Oscilações de humor são normais na gestação, mas é preciso ficar atento aos sinais da depressão

 

 É muita mudança de uma vez: os hormônios a mil, a responsabilidade de gerar (e criar!) um filho, o corpo que se transforma. Muitas mulheres passam por oscilações de humor intensas durante a gravidez. Até mesmo as mais duronas passam a chorar à toa – por causa de uma comédia romântica ou de um dia difícil no trabalho. Outras ficam muito irritadas por qualquer besteira.

Até aí, tudo bem. Mas se a tristeza não passa nunca ou a irritação faz com que a mulher abandone atividades importantes do dia a dia, é preciso tratar o assunto com mais atenção. A depressão atinge de 10% a 20% das gestantes. Mulheres que manifestaram a doença anteriormente ou que tenham familiares depressivos têm mais chances de desenvolver o transtorno. Problemas socioeconômicos, gravidez indesejada e crises no casamento também aumentam o risco.
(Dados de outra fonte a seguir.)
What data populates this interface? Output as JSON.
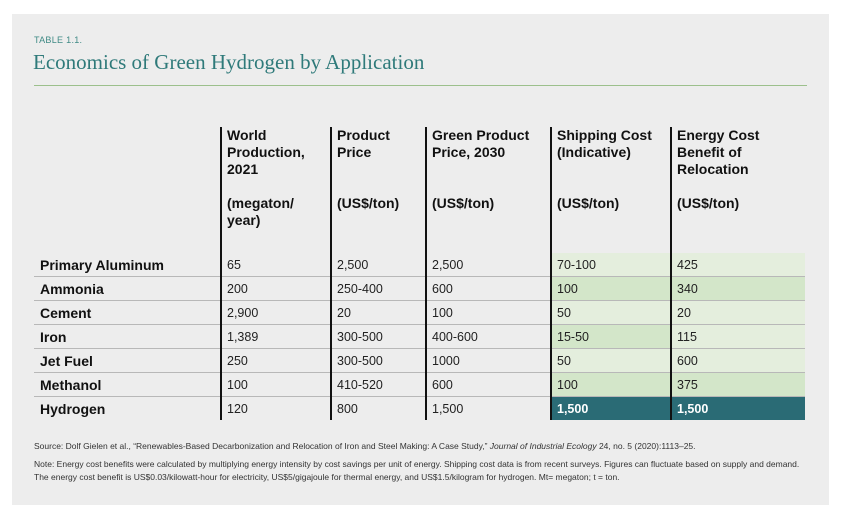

O transtorno pode trazer complicações para a gravidez – filhos de mães depressivas têm mais chances de nascer prematuramente e com baixo peso e manifestam mais problemas de sono nos primeiros anos de vida. Os sinais de que algo não vai bem são sentimentos depressivos que não passam, falta de energia, sentimentos de culpa, alterações do padrão de sono (dormir demais ou de menos), mudanças no apetite (comer demais ou de menos) e falta de interesse por atividades de que gostava – sair de casa, praticar esporte etc.

Se a mulher desconfia que está com depressão, ela deve conversar com o obstetra e ser encaminhada a um psicoterapeuta. Quadros leves podem ser tratados somente com psicoterapia e tratamentos alternativos, como técnicas de relaxamento.

O uso de remédios deve ser muito bem discutido com o médico, pois pode causar problemas no feto.

Vale lembrar que a ajuda não profissional também é muito bem-vinda. Conversar com amigos e desabafar com o marido e familiares contribui bastante para o alívio dos sintomas.